Nel Libro II Bacon presenta il metodo induttivo, la scansione dei momenti scalari dell’induzione ‘vera e legittima’ e un esempio del suo uso attraverso la discussione della forma del caldo. La dottrina della forma proposta occupa una posizione intermedia tra la tradizione aristotelica e la dottrina corpuscolare atomistica, rifiutate entrambe, la prima perché fondata sull’assioma di una materia inerte dalla quale ‘scaturisce’ una forma in modo, secondo Bacon, misterioso, la seconda perché la materia non è riducibile e scomponibile fino agli atomi, o ai minima, o alle particelle ultime. La teoria della forma presuppone la concezione baconiana della materia, con l’opposizione tra corpi tangibili e pneumatici e la teoria della plica materiae, che prevede un cambiamento continuo ‒ di aumento, diminuzione, spostamento e contrazione ‒ degli ‘spiriti’. Per comprendere la dottrina della forma, e per coglierne la specificità ‒ rispetto sia alle precedenti concezioni aristotelico-scolastiche, sia a quelle atomistiche ‒ è necessario presupporre un pari statuto di dignità tra cose naturali e cose artificiali. Nel De dignitate et augmentis scientiarum Bacon afferma: “Gli uomini dovrebbero sempre tener presente questo, che le cose artificiali non differiscono da quelle naturali secondo la forma o l’essenza, ma solo secondo la causa efficiente; e poiché all’uomo non è dato alcun potere sulla Natura eccetto quello di valersi del movimento per avvicinare e allontanare i corpi naturali; quando si tratta di avvicinare e allontanare i corpi naturali, congiungendo le cose attive con quelle passive (come si dice), l’uomo può tutto; in caso contrario non può nulla. E non importa, quando le cose sono disposte a produrre qualche effetto se ciò avviene per opera dell’uomo o senza l’uomo” (Opere filosofiche, II, p. 90).

La prima parte del Libro II si conclude con la celebre ricerca della forma del caldo, attraverso l’applicazione delle tre tavole della presenza, dell’assenza e dei gradi. Il testo restante è dedicato a una minuziosa analisi delle ‘istanze prerogative’, una discussione che mette in atto implicitamente una riserva di materiali di filosofia della Natura accumulati da Bacon ed esplicitamente procede a un’analisi di classificazione di dati che hanno valore nella ricerca di filosofia naturale. Questa analisi è importante da un punto di vista storico soprattutto per la sua originale trattazione della teoria dell’esperimento e, in particolare, della teoria dell’esperimento cruciale (experimentum crucis). Il metodo s’interrompe dopo la descrizione delle istanze prerogative.

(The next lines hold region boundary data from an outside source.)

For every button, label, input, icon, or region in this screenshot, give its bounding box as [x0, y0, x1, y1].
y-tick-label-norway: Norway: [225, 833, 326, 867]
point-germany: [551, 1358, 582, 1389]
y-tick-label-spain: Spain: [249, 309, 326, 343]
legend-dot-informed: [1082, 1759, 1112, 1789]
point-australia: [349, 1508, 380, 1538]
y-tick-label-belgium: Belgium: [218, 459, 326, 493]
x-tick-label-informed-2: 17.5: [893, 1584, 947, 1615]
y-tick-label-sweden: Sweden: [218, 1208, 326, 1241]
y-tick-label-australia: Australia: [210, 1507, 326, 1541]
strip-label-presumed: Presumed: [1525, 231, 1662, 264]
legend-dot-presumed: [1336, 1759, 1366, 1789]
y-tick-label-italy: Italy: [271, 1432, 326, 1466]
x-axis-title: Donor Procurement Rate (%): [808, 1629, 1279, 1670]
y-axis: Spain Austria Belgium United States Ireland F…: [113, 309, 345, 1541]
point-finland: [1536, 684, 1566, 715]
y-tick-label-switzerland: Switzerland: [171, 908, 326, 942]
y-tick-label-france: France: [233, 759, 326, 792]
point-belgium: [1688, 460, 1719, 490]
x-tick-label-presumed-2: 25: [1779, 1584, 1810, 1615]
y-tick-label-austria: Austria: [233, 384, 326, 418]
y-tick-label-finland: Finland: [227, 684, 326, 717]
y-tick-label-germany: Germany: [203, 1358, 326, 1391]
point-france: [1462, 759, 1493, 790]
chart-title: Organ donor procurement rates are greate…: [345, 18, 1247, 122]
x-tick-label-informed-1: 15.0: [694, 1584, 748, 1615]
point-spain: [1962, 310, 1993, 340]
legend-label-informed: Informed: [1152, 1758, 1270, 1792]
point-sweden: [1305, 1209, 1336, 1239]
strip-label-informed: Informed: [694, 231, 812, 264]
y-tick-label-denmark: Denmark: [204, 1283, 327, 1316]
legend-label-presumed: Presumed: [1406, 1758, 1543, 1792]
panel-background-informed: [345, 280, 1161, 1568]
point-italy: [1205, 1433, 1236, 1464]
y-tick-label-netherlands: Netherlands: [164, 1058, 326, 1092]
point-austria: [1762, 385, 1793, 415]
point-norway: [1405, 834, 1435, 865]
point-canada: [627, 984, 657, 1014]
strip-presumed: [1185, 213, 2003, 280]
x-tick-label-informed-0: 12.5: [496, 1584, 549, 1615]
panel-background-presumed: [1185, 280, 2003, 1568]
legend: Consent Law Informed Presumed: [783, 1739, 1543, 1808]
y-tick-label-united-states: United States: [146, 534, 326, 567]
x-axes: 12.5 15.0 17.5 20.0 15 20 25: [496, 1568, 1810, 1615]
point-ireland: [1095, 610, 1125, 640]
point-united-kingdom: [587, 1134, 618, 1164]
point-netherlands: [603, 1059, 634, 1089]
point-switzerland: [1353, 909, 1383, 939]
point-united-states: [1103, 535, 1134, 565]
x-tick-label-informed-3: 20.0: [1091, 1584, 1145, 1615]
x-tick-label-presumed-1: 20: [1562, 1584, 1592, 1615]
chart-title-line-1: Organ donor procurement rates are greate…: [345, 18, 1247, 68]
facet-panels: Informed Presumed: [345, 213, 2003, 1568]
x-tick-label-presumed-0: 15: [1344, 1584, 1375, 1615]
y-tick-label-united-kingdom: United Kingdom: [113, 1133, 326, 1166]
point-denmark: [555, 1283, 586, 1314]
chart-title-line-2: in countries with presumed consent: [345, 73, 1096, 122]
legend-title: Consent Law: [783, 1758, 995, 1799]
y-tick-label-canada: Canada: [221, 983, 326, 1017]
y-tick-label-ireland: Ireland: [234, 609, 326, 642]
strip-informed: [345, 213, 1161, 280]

La terza parte dell’Instauratio è riservata alla storia naturale, non intesa secondo la tradizione rinascimentale di una storia naturale letteraria ed erudita. Secondo Bacon, la historia naturalis costituiva la base su cui costruire le nuove scienze e doveva essere pensata e realizzata in termini funzionali, cioè come una raccolta ragionata. Secondo la classificazione baconiana delle facoltà conoscitive dell’uomo, essa corrispondeva, all’interno del progetto dell’Instauratio, alla facoltà della memoria. In questa funzione prioritaria per la filosofia prima, Bacon individua tutto il distacco dalle storie naturali tramandate dall’Antichità, da Aristotele, Teofrasto, Dioscuride, Plinio, e a maggior ragione dai Moderni, che mai si sono posti nemmeno larvatamente il problema teorico di attribuire alla storia naturale questo fine primario.

Convinto che l’idea della storia naturale sarebbe stata sottovalutata dai successori, Bacon decise di preparare sei rappresentazioni imperfette di un modello che sperava sarebbe stato raggiunto dalle generazioni future. Se il Novum organum si confrontava, rifondandolo, con l’Organon aristotelico, la Historia naturalis et experimentalis, nell’aggiungere nel titolo e nel progetto l’aggettivo experimentalis, voleva confrontarsi con la Naturalis historia di Plinio e rifondarla. Nel 1622 Bacon pubblicò un volume intitolato Historia naturalis et experimentalis ad condendam philosophiam sive phaenomena universi, preceduto dall’elenco dei titoli delle sei historiae.